Amid the hullabaloo and the call for Amazon to remove the book from its site, I thought this quote from the Reading Copy book blog at Abe books would be appropriate. The blog referenced the verse in a post discussing the 50th anniversary of the 1960 not-guilty verdict in the British obscenity trial over Lady Chatterley's Lover.

Let’s remember some words from a glorious librarian, Philip Larkin:

Sexual intercourse began
In nineteen sixty-three
(which was rather late for me).
Between the end of the
“Chatterley” ban and
The Beatles’ first LP.

As long as the material is not violating any laws than we should always error on the side of allowing it to exist, no matter how objectionable or disgusting we may find it to be. The alternative is to enter the slippery slope of censorship and the ability for books to be banned simply on the sensibilities of the majority, or even worse a vocal minority.

However, I do admire the honesty of the blogger mentioned below who admitted how easy it is to get swept up in the moment when faced with such objectionable material. From Shelf Awareness:
In a post titled "Crossing a Line: Is Banning Books Ever OK?" a Book Smugglers blogger observed: "My first reaction was that of revulsion and I not only RT the link with a 'I have no words' attached to it, I also wrote and I admit it, without thinking about what I was saying: Seriously @Amazon? YOU NEED TO REMOVE THIS FROM YOUR SITE. Which is of course an attempt at book banning. Needless to say, madness ensued and we got hundreds of @ replies who shared the feelings of disgust and who retweeted the request to pull the book off Amazon.

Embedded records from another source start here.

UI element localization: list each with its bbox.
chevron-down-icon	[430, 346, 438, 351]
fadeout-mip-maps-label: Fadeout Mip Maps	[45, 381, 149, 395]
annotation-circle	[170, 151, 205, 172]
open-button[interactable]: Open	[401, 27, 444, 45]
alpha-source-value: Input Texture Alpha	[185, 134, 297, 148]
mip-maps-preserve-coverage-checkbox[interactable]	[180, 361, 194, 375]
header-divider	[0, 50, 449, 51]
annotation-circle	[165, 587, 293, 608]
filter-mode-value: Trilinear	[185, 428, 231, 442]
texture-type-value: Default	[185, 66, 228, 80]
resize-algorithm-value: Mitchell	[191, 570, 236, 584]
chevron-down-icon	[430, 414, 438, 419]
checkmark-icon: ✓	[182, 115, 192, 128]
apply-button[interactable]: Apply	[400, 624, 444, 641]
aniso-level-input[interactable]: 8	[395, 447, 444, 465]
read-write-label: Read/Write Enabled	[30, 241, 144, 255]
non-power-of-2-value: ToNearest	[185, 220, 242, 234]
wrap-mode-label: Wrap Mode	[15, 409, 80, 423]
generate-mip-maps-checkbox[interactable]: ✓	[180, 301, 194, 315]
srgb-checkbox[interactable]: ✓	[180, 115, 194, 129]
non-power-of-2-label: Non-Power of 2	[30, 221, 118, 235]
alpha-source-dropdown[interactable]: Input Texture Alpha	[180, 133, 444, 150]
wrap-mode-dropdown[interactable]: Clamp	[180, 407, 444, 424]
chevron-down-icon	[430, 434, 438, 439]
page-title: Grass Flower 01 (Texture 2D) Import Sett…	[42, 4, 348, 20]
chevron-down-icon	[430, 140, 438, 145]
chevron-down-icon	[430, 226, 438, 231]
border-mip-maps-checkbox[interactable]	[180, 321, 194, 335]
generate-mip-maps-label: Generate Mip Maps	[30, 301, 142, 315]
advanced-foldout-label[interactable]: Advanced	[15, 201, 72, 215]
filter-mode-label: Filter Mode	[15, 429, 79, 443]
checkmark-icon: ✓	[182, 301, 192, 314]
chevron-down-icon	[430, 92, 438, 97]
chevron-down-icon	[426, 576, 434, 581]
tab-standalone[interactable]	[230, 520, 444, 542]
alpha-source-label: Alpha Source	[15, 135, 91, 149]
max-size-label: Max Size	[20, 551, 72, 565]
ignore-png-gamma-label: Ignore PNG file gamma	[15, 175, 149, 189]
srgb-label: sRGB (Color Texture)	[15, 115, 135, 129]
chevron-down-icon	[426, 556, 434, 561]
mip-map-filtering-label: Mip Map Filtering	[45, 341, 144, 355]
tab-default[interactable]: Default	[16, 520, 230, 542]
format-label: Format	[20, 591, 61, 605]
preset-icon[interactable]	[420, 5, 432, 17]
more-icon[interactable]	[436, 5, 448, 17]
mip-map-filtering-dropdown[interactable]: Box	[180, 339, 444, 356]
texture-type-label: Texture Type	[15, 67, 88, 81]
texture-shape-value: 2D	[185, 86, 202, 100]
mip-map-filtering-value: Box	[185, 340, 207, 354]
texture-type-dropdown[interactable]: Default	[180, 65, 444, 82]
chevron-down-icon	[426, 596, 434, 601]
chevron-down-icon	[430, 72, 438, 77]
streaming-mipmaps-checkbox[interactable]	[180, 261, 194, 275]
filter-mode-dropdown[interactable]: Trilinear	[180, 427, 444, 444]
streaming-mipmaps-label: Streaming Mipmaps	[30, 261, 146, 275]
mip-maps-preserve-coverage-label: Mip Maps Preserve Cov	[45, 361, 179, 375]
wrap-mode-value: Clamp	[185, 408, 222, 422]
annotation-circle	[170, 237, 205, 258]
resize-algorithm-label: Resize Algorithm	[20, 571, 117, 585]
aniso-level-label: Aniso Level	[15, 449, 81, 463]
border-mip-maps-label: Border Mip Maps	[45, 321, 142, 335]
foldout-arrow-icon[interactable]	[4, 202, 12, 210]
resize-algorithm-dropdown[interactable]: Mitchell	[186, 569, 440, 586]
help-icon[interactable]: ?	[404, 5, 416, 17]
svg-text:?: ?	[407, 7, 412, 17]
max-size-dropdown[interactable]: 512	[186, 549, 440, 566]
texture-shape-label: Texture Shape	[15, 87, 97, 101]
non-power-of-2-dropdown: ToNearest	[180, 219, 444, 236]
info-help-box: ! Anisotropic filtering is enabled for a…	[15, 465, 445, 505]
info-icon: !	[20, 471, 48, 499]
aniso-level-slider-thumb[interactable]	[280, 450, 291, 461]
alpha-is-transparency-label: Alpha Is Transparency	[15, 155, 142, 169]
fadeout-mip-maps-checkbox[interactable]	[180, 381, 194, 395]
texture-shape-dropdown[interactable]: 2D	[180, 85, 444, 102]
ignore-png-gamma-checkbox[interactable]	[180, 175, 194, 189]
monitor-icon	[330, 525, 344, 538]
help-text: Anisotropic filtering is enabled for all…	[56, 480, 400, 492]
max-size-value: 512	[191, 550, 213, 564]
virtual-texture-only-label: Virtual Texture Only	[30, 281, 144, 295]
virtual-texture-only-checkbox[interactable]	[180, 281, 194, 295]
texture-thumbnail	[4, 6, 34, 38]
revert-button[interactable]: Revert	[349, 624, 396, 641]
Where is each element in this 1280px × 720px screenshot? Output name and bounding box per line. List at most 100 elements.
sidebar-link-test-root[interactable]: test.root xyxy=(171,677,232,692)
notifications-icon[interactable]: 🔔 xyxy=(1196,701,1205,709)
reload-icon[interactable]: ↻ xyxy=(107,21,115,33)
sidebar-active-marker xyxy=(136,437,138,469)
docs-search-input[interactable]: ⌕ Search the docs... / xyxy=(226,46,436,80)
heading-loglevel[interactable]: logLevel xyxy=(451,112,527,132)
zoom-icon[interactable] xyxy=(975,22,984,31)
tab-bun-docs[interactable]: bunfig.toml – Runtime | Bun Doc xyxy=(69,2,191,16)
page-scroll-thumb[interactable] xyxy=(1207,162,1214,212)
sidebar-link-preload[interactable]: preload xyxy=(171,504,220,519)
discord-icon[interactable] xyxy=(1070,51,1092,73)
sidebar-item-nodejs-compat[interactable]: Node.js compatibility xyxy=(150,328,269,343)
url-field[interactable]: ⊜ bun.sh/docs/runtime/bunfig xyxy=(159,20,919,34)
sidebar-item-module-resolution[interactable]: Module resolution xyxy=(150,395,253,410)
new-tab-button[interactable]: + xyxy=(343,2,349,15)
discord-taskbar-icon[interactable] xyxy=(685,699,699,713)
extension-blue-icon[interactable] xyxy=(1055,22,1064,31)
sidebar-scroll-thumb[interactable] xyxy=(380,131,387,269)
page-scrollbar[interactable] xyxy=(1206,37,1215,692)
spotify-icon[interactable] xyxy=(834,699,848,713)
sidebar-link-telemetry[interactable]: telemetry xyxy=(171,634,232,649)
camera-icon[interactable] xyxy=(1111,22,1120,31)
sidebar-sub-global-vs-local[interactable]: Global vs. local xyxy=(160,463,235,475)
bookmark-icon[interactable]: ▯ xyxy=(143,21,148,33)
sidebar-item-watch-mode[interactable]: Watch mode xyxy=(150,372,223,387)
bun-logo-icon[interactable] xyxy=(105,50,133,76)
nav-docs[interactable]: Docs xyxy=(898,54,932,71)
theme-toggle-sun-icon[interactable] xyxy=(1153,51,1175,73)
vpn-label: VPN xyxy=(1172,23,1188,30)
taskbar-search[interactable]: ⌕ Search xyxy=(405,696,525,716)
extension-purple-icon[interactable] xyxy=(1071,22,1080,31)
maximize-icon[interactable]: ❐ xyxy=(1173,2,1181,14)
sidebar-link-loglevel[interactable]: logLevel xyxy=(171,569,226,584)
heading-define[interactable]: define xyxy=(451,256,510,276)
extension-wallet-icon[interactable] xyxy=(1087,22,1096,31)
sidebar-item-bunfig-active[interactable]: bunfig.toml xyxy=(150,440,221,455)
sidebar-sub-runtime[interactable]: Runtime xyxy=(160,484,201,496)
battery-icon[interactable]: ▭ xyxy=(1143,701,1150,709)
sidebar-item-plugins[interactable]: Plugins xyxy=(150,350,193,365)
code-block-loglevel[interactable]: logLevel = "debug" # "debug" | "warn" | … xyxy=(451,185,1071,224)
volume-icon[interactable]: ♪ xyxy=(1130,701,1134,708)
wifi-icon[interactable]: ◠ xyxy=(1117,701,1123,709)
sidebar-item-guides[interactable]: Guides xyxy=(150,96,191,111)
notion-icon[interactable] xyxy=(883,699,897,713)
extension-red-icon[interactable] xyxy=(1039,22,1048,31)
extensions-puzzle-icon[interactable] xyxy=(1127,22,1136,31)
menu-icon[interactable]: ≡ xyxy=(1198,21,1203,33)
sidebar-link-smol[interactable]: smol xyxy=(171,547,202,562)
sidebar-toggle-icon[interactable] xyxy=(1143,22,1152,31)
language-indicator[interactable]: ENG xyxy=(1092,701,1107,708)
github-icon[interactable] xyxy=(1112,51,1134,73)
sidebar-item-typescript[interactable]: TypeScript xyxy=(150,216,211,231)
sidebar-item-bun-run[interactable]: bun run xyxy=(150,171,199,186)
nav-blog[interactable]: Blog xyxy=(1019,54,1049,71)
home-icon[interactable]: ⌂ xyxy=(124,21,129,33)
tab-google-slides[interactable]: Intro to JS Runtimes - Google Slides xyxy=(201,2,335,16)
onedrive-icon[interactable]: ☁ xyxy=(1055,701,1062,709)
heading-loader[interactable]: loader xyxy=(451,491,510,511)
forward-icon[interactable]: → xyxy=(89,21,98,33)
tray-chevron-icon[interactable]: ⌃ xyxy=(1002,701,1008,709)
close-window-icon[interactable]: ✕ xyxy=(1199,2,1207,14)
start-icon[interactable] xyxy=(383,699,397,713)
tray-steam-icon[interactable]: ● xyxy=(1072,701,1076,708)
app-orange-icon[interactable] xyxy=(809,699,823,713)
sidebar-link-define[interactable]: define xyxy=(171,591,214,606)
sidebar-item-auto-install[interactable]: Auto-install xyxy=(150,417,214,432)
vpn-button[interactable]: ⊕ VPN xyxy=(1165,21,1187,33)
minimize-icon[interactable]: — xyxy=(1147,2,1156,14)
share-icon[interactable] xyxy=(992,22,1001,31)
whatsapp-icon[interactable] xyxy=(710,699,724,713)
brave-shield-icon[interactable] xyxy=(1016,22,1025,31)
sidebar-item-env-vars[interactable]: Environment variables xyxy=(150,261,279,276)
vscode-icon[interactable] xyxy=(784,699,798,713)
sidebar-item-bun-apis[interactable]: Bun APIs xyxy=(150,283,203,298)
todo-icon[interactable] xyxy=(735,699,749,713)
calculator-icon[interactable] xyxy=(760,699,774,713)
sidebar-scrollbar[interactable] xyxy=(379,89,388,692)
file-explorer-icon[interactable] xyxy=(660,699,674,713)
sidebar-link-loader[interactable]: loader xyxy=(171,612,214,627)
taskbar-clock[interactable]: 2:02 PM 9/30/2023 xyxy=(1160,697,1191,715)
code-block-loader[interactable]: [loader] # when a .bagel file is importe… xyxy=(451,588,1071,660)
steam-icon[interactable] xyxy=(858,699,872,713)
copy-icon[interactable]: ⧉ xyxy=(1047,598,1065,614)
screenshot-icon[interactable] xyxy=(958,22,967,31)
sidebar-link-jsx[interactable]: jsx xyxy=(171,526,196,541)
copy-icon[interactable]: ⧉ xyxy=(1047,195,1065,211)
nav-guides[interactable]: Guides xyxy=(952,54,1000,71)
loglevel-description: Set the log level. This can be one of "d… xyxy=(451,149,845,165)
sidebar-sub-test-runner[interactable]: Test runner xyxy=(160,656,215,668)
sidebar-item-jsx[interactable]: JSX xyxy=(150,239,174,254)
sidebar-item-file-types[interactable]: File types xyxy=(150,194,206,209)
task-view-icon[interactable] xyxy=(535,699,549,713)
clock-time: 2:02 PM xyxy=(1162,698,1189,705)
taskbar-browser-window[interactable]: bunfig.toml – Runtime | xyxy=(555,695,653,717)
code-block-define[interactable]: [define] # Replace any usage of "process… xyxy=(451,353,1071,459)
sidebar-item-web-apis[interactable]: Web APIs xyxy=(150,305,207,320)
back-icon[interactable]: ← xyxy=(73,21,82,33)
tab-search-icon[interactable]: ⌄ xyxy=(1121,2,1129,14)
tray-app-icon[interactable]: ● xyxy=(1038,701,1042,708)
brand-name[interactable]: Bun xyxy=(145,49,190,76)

"There were also quite a few replies who questioned the request on the grounds that censorship should never be encouraged even if the content of a book is disgusting and reprehensible. The ensuing conversation was not only interesting but also eye opening. Because I have always, always seen myself as someone who would never EVER condone book banning or censorship on any grounds, there I was facing a very uncomfortable truth about myself: a line I never ever thought I would cross and yet I did, in a heartbeat."
And CBS news reported that Chris Finan, president of the American Bookseller's Association Foundation for Free Expression said:
Amazon has the right under the First Amendment to sell any book that is not child pornography or legally obscene. Greaves' book doesn't amount to either because it does not include illustrations.

1 comment:

Anonymous said...

If the only reason his book doesn't violate the law is because there are no illustrations, then the law needs to be revised - which is something we do all the time in this country. Laws are written, inadequacies are found and the laws are rewritten to address those inadequacies.

I don't think this book can even be entered in the ban or not to ban argument. That arena is for more subtle topics, not something as reprehensible, illegal and disgusting as child predators.

I think this is where the line needs to be drawn in the ban or not to ban argument. We all have the right to practice whatever religion we choose as long as it does not molest our fellow human. We all have the right to voice our opinions and protest, as long as it does not molest our fellow human.

These are topics that have been controversial in the ban or not to ban argument, namely religious and political texts, as well as some texts on sexuality.

That's fine. These books deserve protection because their subjects do not advocate the molestation of our fellow human.

If its illegal to have sex with a child, why should a criminal have the right to promote such a horrific and illegal act against another human? It should just be one more right a criminal loses when he or she is guilty of a crime of such severity.

Paired with incarceration, I think it a fitting punishment.